Esa joya operática que es Ariadna en Naxos, de Ricardo Strauss, llegó a Bogotá a más de un siglo de su estreno, en una versión presentada por el Teatro Colón con la participación de la Sinfónica dirigida por Josep Caballé Domenech, un muy buen grupo de solistas y el montaje escénico de Joan Antonio Rechi. Los papeles principales fueron cantados por la gran soprano colombiana Betty Garcés, que hizo una Ariadna emotiva; por el tenor Gustavo López Manzitti, cuya voz de alcances wagnerianos, dio un Baco de gran fuerza; por la soprano coloratura Isabella Gaudí, que supo dar la gracia a su papel de Zerbinetta, aunque a veces se notó que cantaba con esfuerzo en su difícil aria, que a pesar de eso, salió satisfactoriamente adelante, y la mezzo nacional Adriana Bastidas-Gamboa, quien interpretó al Compositor y supo lucirse en la maravillosa oda a la música. La parte musical por tanto hizo justicia a esta bella obra.

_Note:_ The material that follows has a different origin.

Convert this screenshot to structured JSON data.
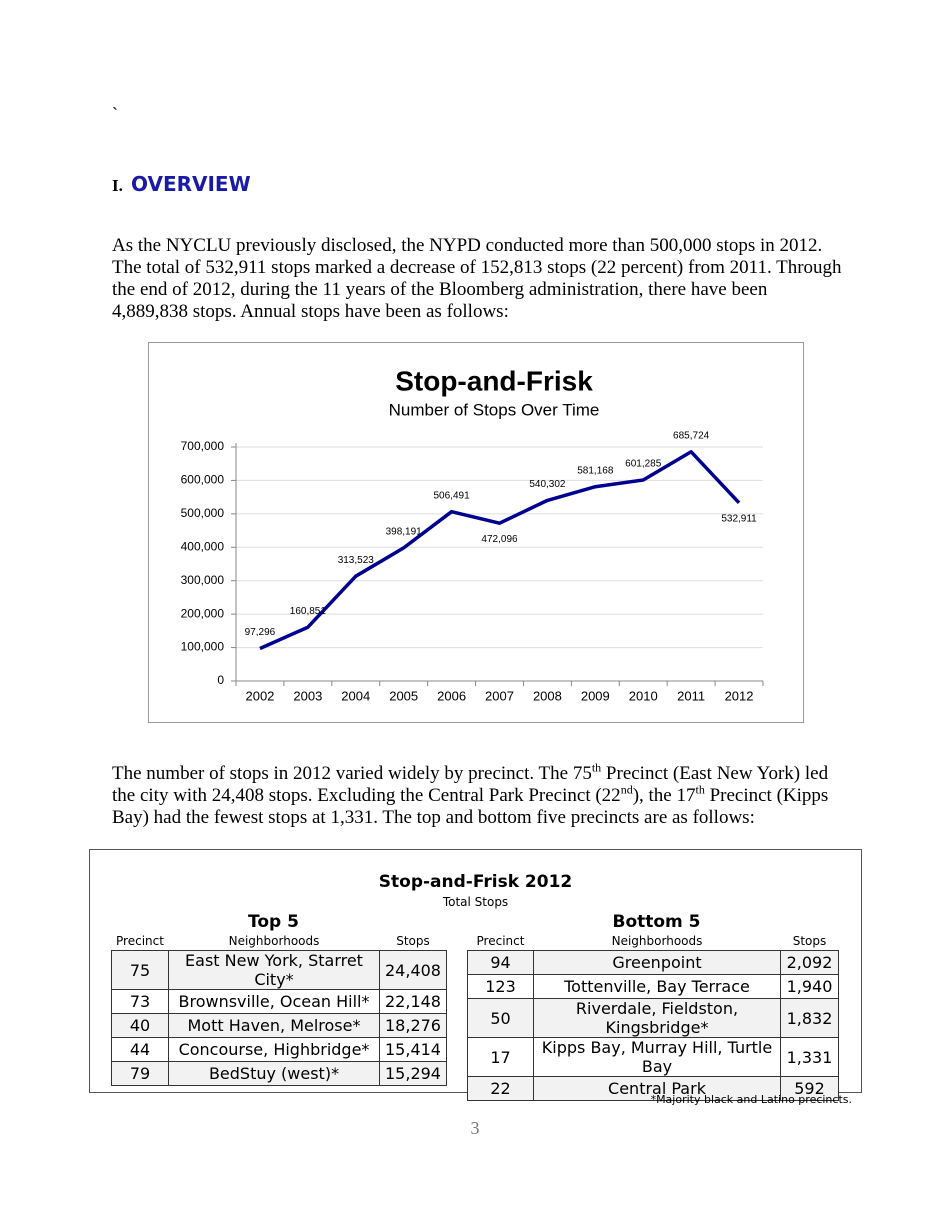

El director escénico Rechi, más o menos presentó la obra según el libreto, a pesar de que hizo algunas extrañas escogencias, como la de sacar en momentos los retratos de Hitler y de Franco, que nada tienen que ver con esta ópera, por más que se inventen conceptos traídos de los cabellos. Igualmente, él es persona cuya experiencia le debe hacer saber que personajes llamados Escaramucho, Brighella, Trufaldino y Arlequín son de la comedia de arte italiana, pero como él es de los directores escénicos que creen saber más que el libretista original, decidió vestirlos por razones misteriosas no con sus vestimentas tradicionales, sino con trajes españoles, desde una bailaora hasta un torero. Afortunadamente ese capricho no perjudicó la buena marcha del montaje. Sí es lástima que al bellísimo dueto final de Ariadna y Baco le metiera distracciones, en tal forma que los personajes acabaron cantando cada uno por su lado. Tuvo aciertos como las intervenciones de los cuatro compañeros de Zerbinetta y de las dríadas. En resumidas cuentas fue una versión satisfactoria de la brillante ópera de Strauss y además es bueno anotar que hubo una buena representación de voces nacionales. Acertados el vestuario y la escenografía. Esta última fue una sola para las dos partes, aunque en la obra original el prólogo se supone que es entre bastidores y la ópera en sí misma en el escenario del “hombre más rico de Viena”.
Es lástima que el Colón haya caído en la mala costumbre de eliminar los programas de mano físicos, reemplazados por escanear códigos para saber quién es quién y qué es qué, en lo que se está representando. Eso es incómodo y ojalá se vuelva lo antes posible al necesario programa de mano impreso, un clamor casi universal de los aficionados.